Brief of Wiapa v. Solomon

Brief of Wiapa v. Solomon by Legum

Wiapa v. Solomon (1905) Ren 410

Material Facts:

The plaintiffs are members of the Nyago family and claim title to certain lands on the grounds that their predecessor, one Nto, went to the land in question many years ago and settled there at a time when the land belonged to no one. On the other hand, the defendants, one of whom is the Omanhene of Akwapim, claim title to the lands as stool lands.

Procedural History:

At the trial court, judgement was given in favour of the plaintiff. The Akwapim Stool, represented by the Omanhene, appealed.


Whether or not the lands belong to the plaintiff’s family or to the Akwapim Stool

Arguments of the Appellants (Akwapim Stool):

  1. If this land was no one’s land and was within the Akwapim country, it must have been attached to the Akwapim stool and thus belong to him.
  2. As a general principle, all unoccupied land within the territory of a paramount stool belongs to that stool.


The land on which the plaintiff’s predecessor settled was unowned and therefore stool land.

Ratio Decidendi:

Their lordships acknowledged that the principle enunciated by the appellant, that all unoccupied land within the territory of a paramount stool belongs to the stool, has been widely applied by the courts in the colony. For instance,

When Sir William Maxwell’s Concessions Bill was before the Government, there was much discussion on the subject, and must stress was properly laid upon the fact that the Courts had always held that there was no unowned land in the colony, and that all unoccupied land was attached to the adjoining stools; this was indeed the foundation argument on behalf of the native chiefs against that Bill, and the Government recognized its force by withdrawing the Bill.

However, this principle has been modified, and it cannot be said at all times that all unoccupied lands are stool lands because sub-stools, families, and individuals may also own such lands. Griffith C.J. explained:

Though the principle obtains that all the unowned land under the authority of a paramount stool belongs to such stool, in practice this is much modified, at any rate in the Eastern parts of the colony. In these parts each subordinate stool has attached to it large portions of land, apparently carved out of the territory originally belonging to the paramount stool; similarly, families have large tracts of land carved out of the subordinate stool lands, and finally, we get down to individuals with private worship of particular parts of the family land; or private individuals may have part of the stool land not being family land.

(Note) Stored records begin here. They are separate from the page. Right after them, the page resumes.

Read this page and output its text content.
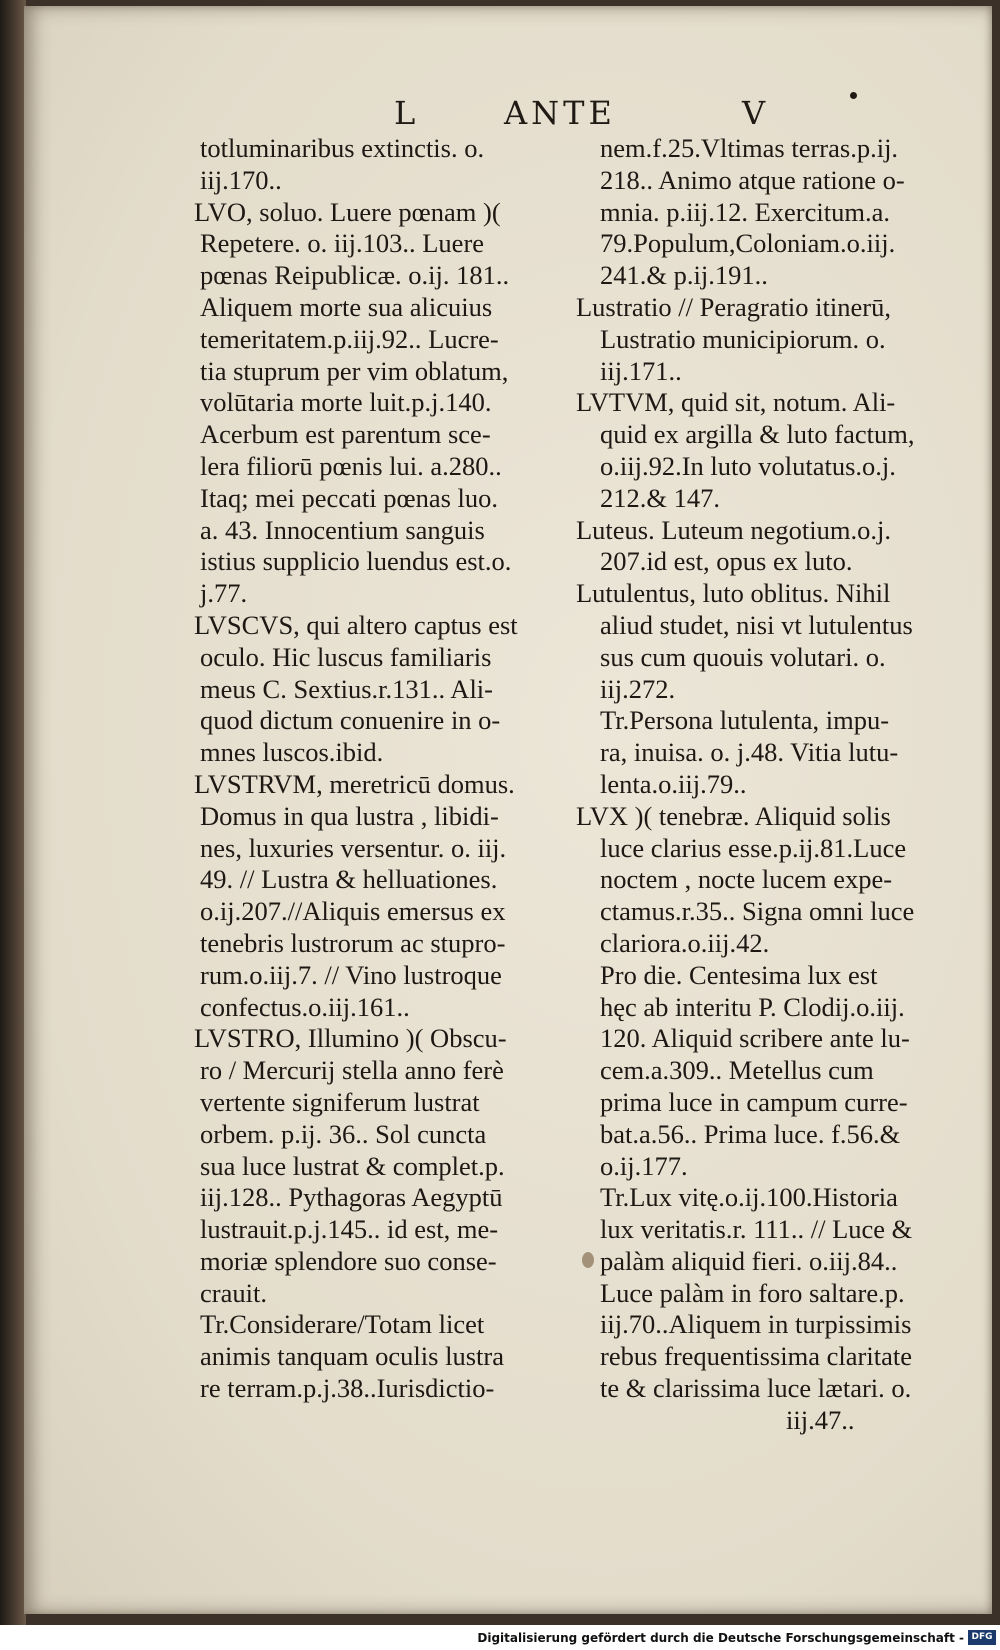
L	ANTE	V
totluminaribus extinctis. o.
iij.170..
LVO, soluo. Luere pœnam )(
Repetere. o. iij.103.. Luere
pœnas Reipublicæ. o.ij. 181..
Aliquem morte sua alicuius
temeritatem.p.iij.92.. Lucre-
tia stuprum per vim oblatum,
volūtaria morte luit.p.j.140.
Acerbum est parentum sce-
lera filiorū pœnis lui. a.280..
Itaq; mei peccati pœnas luo.
a. 43. Innocentium sanguis
istius supplicio luendus est.o.
j.77.
LVSCVS, qui altero captus est
oculo. Hic luscus familiaris
meus C. Sextius.r.131.. Ali-
quod dictum conuenire in o-
mnes luscos.ibid.
LVSTRVM, meretricū domus.
Domus in qua lustra , libidi-
nes, luxuries versentur. o. iij.
49. // Lustra & helluationes.
o.ij.207.//Aliquis emersus ex
tenebris lustrorum ac stupro-
rum.o.iij.7. // Vino lustroque
confectus.o.iij.161..
LVSTRO, Illumino )( Obscu-
ro / Mercurij stella anno ferè
vertente signiferum lustrat
orbem. p.ij. 36.. Sol cuncta
sua luce lustrat & complet.p.
iij.128.. Pythagoras Aegyptū
lustrauit.p.j.145.. id est, me-
moriæ splendore suo conse-
crauit.
Tr.Considerare/Totam licet
animis tanquam oculis lustra
re terram.p.j.38..Iurisdictio-
nem.f.25.Vltimas terras.p.ij.
218.. Animo atque ratione o-
mnia. p.iij.12. Exercitum.a.
79.Populum,Coloniam.o.iij.
241.& p.ij.191..
Lustratio // Peragratio itinerū,
Lustratio municipiorum. o.
iij.171..
LVTVM, quid sit, notum. Ali-
quid ex argilla & luto factum,
o.iij.92.In luto volutatus.o.j.
212.& 147.
Luteus. Luteum negotium.o.j.
207.id est, opus ex luto.
Lutulentus, luto oblitus. Nihil
aliud studet, nisi vt lutulentus
sus cum quouis volutari. o.
iij.272.
Tr.Persona lutulenta, impu-
ra, inuisa. o. j.48. Vitia lutu-
lenta.o.iij.79..
LVX )( tenebræ. Aliquid solis
luce clarius esse.p.ij.81.Luce
noctem , nocte lucem expe-
ctamus.r.35.. Signa omni luce
clariora.o.iij.42.
Pro die. Centesima lux est
hęc ab interitu P. Clodij.o.iij.
120. Aliquid scribere ante lu-
cem.a.309.. Metellus cum
prima luce in campum curre-
bat.a.56.. Prima luce. f.56.&
o.ij.177.
Tr.Lux vitę.o.ij.100.Historia
lux veritatis.r. 111.. // Luce &
palàm aliquid fieri. o.iij.84..
Luce palàm in foro saltare.p.
iij.70..Aliquem in turpissimis
rebus frequentissima claritate
te & clarissima luce lætari. o.
iij.47..
Digitalisierung gefördert durch die Deutsche Forschungsgemeinschaft - DFG
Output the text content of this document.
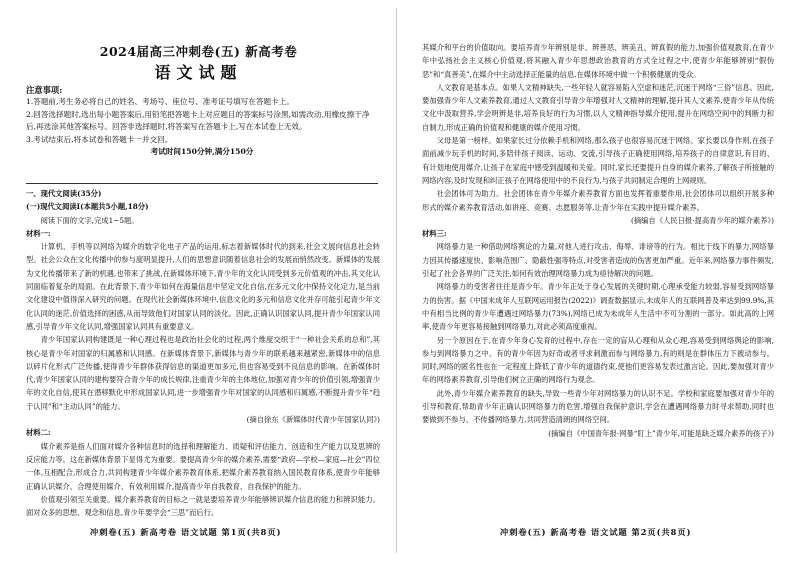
2024届高三冲刺卷(五) 新高考卷
语文试题

注意事项:

1.答题前,考生务必将自己的姓名、考场号、座位号、准考证号填写在答题卡上。

2.回答选择题时,选出每小题答案后,用铅笔把答题卡上对应题目的答案标号涂黑,如需改动,用橡皮擦干净后,再选涂其他答案标号。回答非选择题时,将答案写在答题卡上,写在本试卷上无效。

3.考试结束后,将本试卷和答题卡一并交回。

考试时间150分钟,满分150分

一、现代文阅读(35分)

(一)现代文阅读Ⅰ(本题共5小题,18分)

阅读下面的文字,完成1~5题。

材料一:

计算机、手机等以网络为媒介的数字化电子产品的运用,标志着新媒体时代的到来,社会文展向信息社会转型。社会公众在文化传播中的参与度明显提升,人们的思想意识随着信息社会的发展而悄然改变。新媒体的发展为文化传播带来了新的机遇,也带来了挑战,在新媒体环境下,青少年的文化认同受到多元价值观的冲击,其文化认同面临着复杂的局面。在此背景下,青少年如何在海量信息中坚定文化自信,在多元文化中保持文化定力,是当前文化建设中值得深入研究的问题。在现代社会新媒体环境中,信息文化的多元和信息文化并存可能引起青少年文化认同的迷茫,价值选择的困惑,从而导致他们对国家认同的淡化。因此,正确认识国家认同,提升青少年国家认同感,引导青少年文化认同,增强国家认同具有重要意义。

青少年国家认同构建既是一种心理过程也是政治社会化的过程,两个维度交织于“一种社会关系的总和”,其核心是青少年对国家的归属感和认同感。在新媒体背景下,新媒体与青少年的联系越来越紧密,新媒体中的信息以碎片化形式广泛传播,使得青少年群体获得信息的渠道更加多元,但也容易受到不良信息的影响。在新媒体时代,青少年国家认同的建构要符合青少年的成长规律,注重青少年的主体地位,加强对青少年的价值引领,增强青少年的文化自信,使其在潜移默化中形成国家认同,进一步增强青少年对国家的认同感和归属感,不断提升青少年“趋于认同”和“主动认同”的能力。

(摘自徐东《新媒体时代青少年国家认同》)

材料二:

媒介素养是指人们面对媒介各种信息时的选择和理解能力、质疑和评估能力、创造和生产能力以及思辨的反应能力等。这在新媒体背景下显得尤为重要。要提高青少年的媒介素养,需要“政府—学校—家庭—社会”四位一体,互相配合,形成合力,共同构建青少年媒介素养教育体系,把媒介素养教育纳入国民教育体系,使青少年能够正确认识媒介、合理使用媒介、有效利用媒介,提高青少年自我教育、自我保护的能力。

价值观引领至关重要。媒介素养教育的目标之一就是要培养青少年能够辨识媒介信息的能力和辨识能力。面对众多的思想、观念和信息,青少年要学会“三思”而后行。

冲刺卷(五) 新高考卷 语文试题 第1页(共8页)

其媒介和平台的价值取向。要培养青少年辨别是非、辨善恶、辨美丑、辨真假的能力,加强价值观教育,在青少年中弘扬社会主义核心价值观,将其融入青少年思想政治教育的方式全过程之中,使青少年能够辨别“假伪恶”和“真善美”,在媒介中主动选择正能量的信息,在媒体环境中做一个积极健康的受众。

人文教育是基本点。如果人文精神缺失,一些年轻人就容易陷入空虚和迷茫,沉迷于网络“三俗”信息。因此,要加强青少年人文素养教育,通过人文教育引导青少年增强对人文精神的理解,提升其人文素养,使青少年从传统文化中汲取营养,学会明辨是非,培养良好的行为习惯,以人文精神指导媒介使用,提升在网络空间中的判断力和自制力,形成正确的价值观和健康的媒介使用习惯。

父母是第一榜样。如果家长过分依赖手机和网络,那么孩子也很容易沉迷于网络。家长要以身作则,在孩子面前减少玩手机的时间,多陪伴孩子阅读、运动、交流,引导孩子正确使用网络,培养孩子的自律意识,有目的、有计划地使用媒介,让孩子在家庭中感受到温暖和关爱。同时,家长还要提升自身的媒介素养,了解孩子所接触的网络内容,及时发现和纠正孩子在网络使用中的不良行为,与孩子共同制定合理的上网规则。

社会团体可为助力。社会团体在青少年媒介素养教育方面也发挥着重要作用,社会团体可以组织开展多种形式的媒介素养教育活动,如讲座、竞赛、志愿服务等,让青少年在实践中提升媒介素养。

(摘编自《人民日报·提高青少年的媒介素养》)

材料三:

网络暴力是一种借助网络舆论的力量,对他人进行攻击、侮辱、诽谤等的行为。相比于线下的暴力,网络暴力因其传播速度快、影响范围广、隐蔽性强等特点,对受害者造成的伤害更加严重。近年来,网络暴力事件频发,引起了社会各界的广泛关注,如何有效治理网络暴力成为亟待解决的问题。

网络暴力的受害者往往是青少年。青少年正处于身心发展的关键时期,心理承受能力较弱,容易受到网络暴力的伤害。据《中国未成年人互联网运用报告(2022)》调查数据显示,未成年人的互联网普及率达到99.9%,其中有相当比例的青少年遭遇过网络暴力(73%),网络已成为未成年人生活中不可分割的一部分。如此高的上网率,使青少年更容易接触到网络暴力,对此必须高度重视。

另一个原因在于,在青少年身心发育的过程中,存在一定的盲从心理和从众心理,容易受到网络舆论的影响,参与到网络暴力之中。有的青少年因为好奇或者寻求刺激而参与网络暴力,有的则是在群体压力下被动参与。同时,网络的匿名性也在一定程度上降低了青少年的道德约束,使他们更容易发表过激言论。因此,要加强对青少年的网络素养教育,引导他们树立正确的网络行为观念。

此外,青少年媒介素养教育的缺失,导致一些青少年对网络暴力的认识不足。学校和家庭要加强对青少年的引导和教育,帮助青少年正确认识网络暴力的危害,增强自我保护意识,学会在遭遇网络暴力时寻求帮助,同时也要做到不参与、不传播网络暴力,共同营造清朗的网络空间。

(摘编自《中国青年报·网暴“盯上”青少年,可能是缺乏媒介素养的孩子》)

冲刺卷(五) 新高考卷 语文试题 第2页(共8页)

Any unoccupied land within the recognized boundaries of the subordinate stool land or the family land or private land would, of course, belong to the subordinate stool, or the family, or the private individual as the case may be; but any unoccupied land not being a part of th e land of a subordinate stool or family, or a private person would be attached to the paramount stool.

Thus, even if land is unoccupied yet falls within the recognised boundaries of a sub-stool, family land, or private land, it will be held to still belong to the sub-stool, family, or individual, respectively, and not the stool. However, when land is unoccupied and also not within the boundaries of the lands belonging to a sub-stool, family, or individual, it can be said to belong to or be attached to the paramount stool.


1.No land is ownerless: land either belongs to a paramount stool, a subordinate stool, a family, or an individual.

2. Rights of Subjects to Use Stool Lands:

Per Griffith C.J.,

Then it was suggested that hunting over the land gave them a right of ownership. We do not agree. Subject to the usual toll, the stool lands can freely be hunted over by all the subjects of the paramount stool, but in our opinion hunting can confer no right of ownership as between a stool and a subject. The plaintiffs further argued that they had sold lands there; that would not help their case, as they were selling Nto first went upon it; the land was clearly stool land, and the plaintiffs have never so occupied it as to enable the Court to say that it has been taken out of that category. In our opinion, judgment should have been given in the Court below for the defendants. We think that the judgment of the Court below should be reversed, and that judgment should be entered for the appellants, with costs here and below, except any costs with respect to the plea of res judicata in the Court below, which should be awarded to the plaintiffs.